Additionally, you'll find a new intermediates folder containing various by-products of the workflow stages. For example, the <sample_name>.cleaned.bam file is an unmapped BAM file reads remaining after human depletion.

From this point, you can view or download your results. For example, select the FASTA file, and click Open in New Tab to view the contents:

and perhaps take it over to BLAT at the UCSC Ebola Portal:

Sharing with others

You can share your project with another DNAnexus user by clicking the blue Share button. Enter their username or e-mail address and choose an appropriate permissions level. Another option is to make your project "public", meaning that any DNAnexus user can discover and view it. This is found in the project settings view (the gear icon in the project toolbar).

To share only some of your data - perhaps only the final products, for example - create a second project, copy the desired data into it, and share that project.

Troubleshooting failures

Given properly formatted inputs, the workflow has two important failure modes:

  • The filter stage, which extracts EBOV reads from the cleaned metagenomic dataset based on a database of known EBOV genomes, fails if too few such reads/bases are found.
  • The scaffold stage, which builds the initial contiguous assembly of the EBOV genome, fails if the assembly doesn't meet certain quality thresholds. An example of this error message in the Monitor view is shown below.

Both of these errors indicate that the input reads contain too little EBOV data to proceed with the assembly.

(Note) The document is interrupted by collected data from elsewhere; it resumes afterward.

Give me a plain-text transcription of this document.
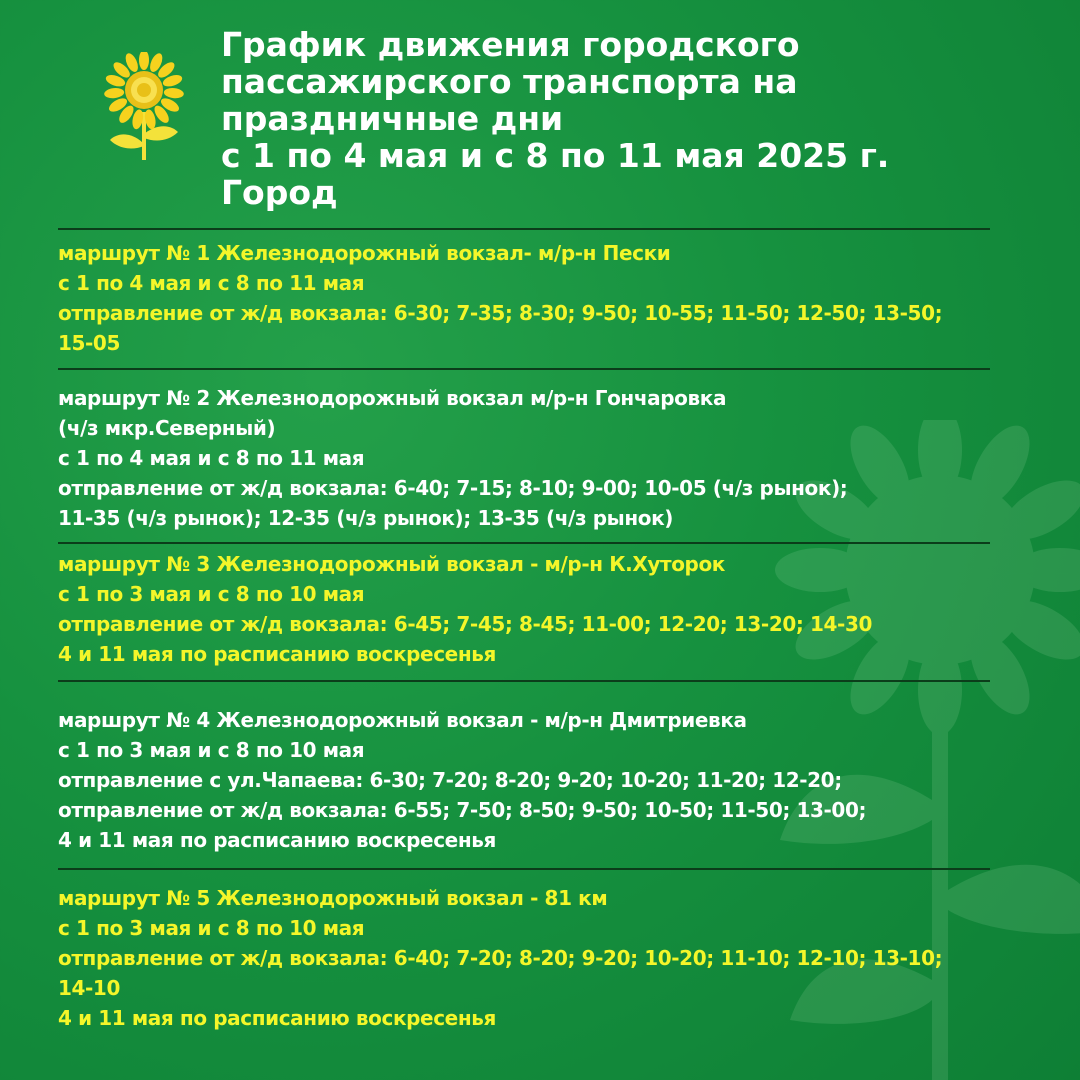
График движения городского
пассажирского транспорта на
праздничные дни
с 1 по 4 мая и с 8 по 11 мая 2025 г.
Город
маршрут № 1 Железнодорожный вокзал- м/р-н Пески
с 1 по 4 мая и с 8 по 11 мая
отправление от ж/д вокзала: 6-30; 7-35; 8-30; 9-50; 10-55; 11-50; 12-50; 13-50;
15-05
маршрут № 2 Железнодорожный вокзал м/р-н Гончаровка
(ч/з мкр.Северный)
с 1 по 4 мая и с 8 по 11 мая
отправление от ж/д вокзала: 6-40; 7-15; 8-10; 9-00; 10-05 (ч/з рынок);
11-35 (ч/з рынок); 12-35 (ч/з рынок); 13-35 (ч/з рынок)
маршрут № 3 Железнодорожный вокзал - м/р-н К.Хуторок
с 1 по 3 мая и с 8 по 10 мая
отправление от ж/д вокзала: 6-45; 7-45; 8-45; 11-00; 12-20; 13-20; 14-30
4 и 11 мая по расписанию воскресенья
маршрут № 4 Железнодорожный вокзал - м/р-н Дмитриевка
с 1 по 3 мая и с 8 по 10 мая
отправление с ул.Чапаева: 6-30; 7-20; 8-20; 9-20; 10-20; 11-20; 12-20;
отправление от ж/д вокзала: 6-55; 7-50; 8-50; 9-50; 10-50; 11-50; 13-00;
4 и 11 мая по расписанию воскресенья
маршрут № 5 Железнодорожный вокзал - 81 км
с 1 по 3 мая и с 8 по 10 мая
отправление от ж/д вокзала: 6-40; 7-20; 8-20; 9-20; 10-20; 11-10; 12-10; 13-10;
14-10
4 и 11 мая по расписанию воскресенья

When the workflow fails in a certain stage, results of the previous stages are still output to the project. These, and the logs (standard output and standard error) of each job may provide additional useful information.

If you encounter other types of internal errors, please contact us and/or Send Failure Report.

Advanced topics

Saving workflow modifications

You can modify the workflow's configuration and save the changes so that you don't have to repeat them each time you run a sample. For example, you could pre-set the Novocraft and GATK tarballs, so that you don't have to fill them in each time, or set a default output folder, to help keep your project tidy. To do this, select the workflow object and press Edit. This will take you to a workflow editor view that looks similar to the Run Analysis dialog, but the changes you make will be saved to the workflow and reflected each time you run a new analysis using that workflow.

You can always find an unmodified or up-to-date version of the workflow in the Broad Inst Viral NGS public project.

Skipping human read depletion

The first stage of the workflow depletes the input dataset of reads matching the human genome/transcriptome, so that the remaining "cleaned" data may be shared or published with reduced privacy risks. This tends to be the most time-consuming step, and you have the option to skip it if it's not needed for your purposes. To do so, flip the skip_depletion setting to True in the configuration of the deplete stage (accessed through its gear icon in the Run Analysis dialog).

Standalone human read depletion

You can also run the human read depletion stage independently of the remainder of the workflow. Copy the viral-ngs-human-depletion applet from the utilities folder of Broad Inst Viral NGS into your project. Then, click on this applet in your project to run it, and supply the FASTQs or unmapped BAM input as you did to the workflow. You can leave the applet's other inputs blank, and run it. The .cleaned.bam output file is an unmapped BAM containing the reads remaining after depletion.

Command-line scripting

You can run the workflow or automate any other operation using the DNAnexus command-line interface. When you have it installed and logged in to your project, run:

$ dx run "viral-ngs-assembly (Copy: Feb 8th 2015 5:26pm)" \
    -i file=reads1.fastq.gz -i paired_fastq=reads2.fastq.gz \
    -i novocraft_tarball=novocraftV3.02.08.Linux3.0.tar.gz \
    -i gatk_tarball=GenomeAnalysisTK-3.3-0.tar.bz2

Of course, substitute the exact name of your copy of the workflow and input filenames. (You could change the workflow object's name to make it easier to enter here.)

The command-line interface can be scripted to run large numbers of samples, or to automate data upload and analysis from your LIMS.